I’m not defending it, just pointing out the problems, which is why I mentioned the GDPR as it is very explicity opt-in (unlike the DMCA). If artists are not adequately protected in a country, then that’s an issue to take up with the country’s legislative branch of government.
Regarding plagirism: This is an ethical concern where there are only penalties in an academic environment. Outside that, it’s only illegal if it violates copyright (see above). It’s also rather simplistic to suggest that a generative model can only regurgitate things it has already been shown (it can go beyond that). The same is true of the bulk of human artists and their artwork.
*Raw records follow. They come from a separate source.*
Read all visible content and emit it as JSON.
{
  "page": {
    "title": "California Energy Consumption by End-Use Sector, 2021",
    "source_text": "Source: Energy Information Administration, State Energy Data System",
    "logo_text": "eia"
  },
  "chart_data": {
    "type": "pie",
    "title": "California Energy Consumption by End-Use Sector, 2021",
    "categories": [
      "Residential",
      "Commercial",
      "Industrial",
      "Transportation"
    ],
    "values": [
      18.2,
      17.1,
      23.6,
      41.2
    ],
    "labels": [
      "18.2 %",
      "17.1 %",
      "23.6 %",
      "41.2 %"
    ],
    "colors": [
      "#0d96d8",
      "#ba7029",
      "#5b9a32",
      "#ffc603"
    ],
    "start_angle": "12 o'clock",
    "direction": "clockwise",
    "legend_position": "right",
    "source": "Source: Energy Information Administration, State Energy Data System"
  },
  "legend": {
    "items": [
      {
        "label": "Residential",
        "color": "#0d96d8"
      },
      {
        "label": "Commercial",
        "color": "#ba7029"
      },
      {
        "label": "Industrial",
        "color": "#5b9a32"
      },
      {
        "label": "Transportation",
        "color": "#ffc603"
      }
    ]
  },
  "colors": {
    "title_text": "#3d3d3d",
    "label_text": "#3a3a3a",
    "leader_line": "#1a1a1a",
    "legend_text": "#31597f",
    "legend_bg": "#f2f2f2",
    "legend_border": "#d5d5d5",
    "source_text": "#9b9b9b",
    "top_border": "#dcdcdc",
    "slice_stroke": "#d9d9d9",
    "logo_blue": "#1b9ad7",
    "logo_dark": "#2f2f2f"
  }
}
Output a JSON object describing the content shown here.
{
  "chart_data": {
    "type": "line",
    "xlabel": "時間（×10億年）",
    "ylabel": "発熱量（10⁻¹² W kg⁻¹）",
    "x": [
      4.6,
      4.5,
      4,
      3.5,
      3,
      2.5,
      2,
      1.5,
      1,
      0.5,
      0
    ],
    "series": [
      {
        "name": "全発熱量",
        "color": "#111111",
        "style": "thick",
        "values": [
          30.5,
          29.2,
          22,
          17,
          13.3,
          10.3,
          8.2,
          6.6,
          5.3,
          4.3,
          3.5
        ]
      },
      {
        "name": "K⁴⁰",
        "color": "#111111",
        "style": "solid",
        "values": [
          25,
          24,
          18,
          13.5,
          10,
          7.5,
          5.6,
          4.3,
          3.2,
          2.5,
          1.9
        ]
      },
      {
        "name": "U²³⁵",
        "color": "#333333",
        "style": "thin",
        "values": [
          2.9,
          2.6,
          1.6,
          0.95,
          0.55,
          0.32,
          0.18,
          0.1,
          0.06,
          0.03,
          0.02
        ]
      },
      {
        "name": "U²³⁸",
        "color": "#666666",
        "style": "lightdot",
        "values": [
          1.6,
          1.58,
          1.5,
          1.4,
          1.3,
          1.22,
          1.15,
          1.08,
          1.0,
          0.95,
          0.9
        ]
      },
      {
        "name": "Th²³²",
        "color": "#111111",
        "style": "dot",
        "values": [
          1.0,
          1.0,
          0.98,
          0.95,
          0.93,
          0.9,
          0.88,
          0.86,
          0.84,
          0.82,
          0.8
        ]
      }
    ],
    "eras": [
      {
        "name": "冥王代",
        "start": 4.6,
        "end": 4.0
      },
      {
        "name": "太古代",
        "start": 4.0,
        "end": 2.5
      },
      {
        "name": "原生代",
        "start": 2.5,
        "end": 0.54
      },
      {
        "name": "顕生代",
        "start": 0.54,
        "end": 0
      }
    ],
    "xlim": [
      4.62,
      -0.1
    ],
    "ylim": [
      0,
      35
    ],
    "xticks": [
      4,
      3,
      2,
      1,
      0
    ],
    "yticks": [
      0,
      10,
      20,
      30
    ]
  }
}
Most will turn to reference material or other artists work (prior to image search artists were actively encouraged to build up their own library of reference images), which is what a generative model effectively does.
Regarding the Writer’s Strike: This is a dispute primarily about pay, not AI. The principle concern is that contracts failed to anticipate streaming services so writers don’t get paid for re-runs like they did on broadcast channels. On the flip side, streaming services have allowed the creation of more inventive things that would have been crushed by the medioce state of US TV and Movie making. It will be interesting to see the outcome in regard to AI tools, as obviously they could either help or replace writers. Writers will have to choose which - they likely can’t have AI assistance if they ban AI writing. But the strike itself is a wholy predicatable event, contracts expire, strike, even poorer and/or cancelled shows, contracts re-negotiated, work resumes. The SAG is up next. Meanwhile in other territories work flourishes…
I too am concerned about the applications of AI, and I don’t think it would be wise to replace the kind of artists who can create a good background, or whatever else (writing, programming, world building …) - you don’t get to pick and choose! Each one of those is someone’s passion and/or job. Edit: I find it somewhat ironic that artists have also been trying to use AI to generate code - hint: it sucks donkey balls at RenPy script.
Given the focus here of games though, and encouraging people to make their own, what would you do? Few artists would even consider putting in the commitment and effort without recompense that developers do (and very few developers are also talented artists), so we are left with the choices of AI art, stolen art, a very limited set of public domain pieces, or no/limited art in games.
While the legal questions remain unanswered you’ll have to make your own choices about the ethics of using AI in whatever you choose to do, as will everyone else.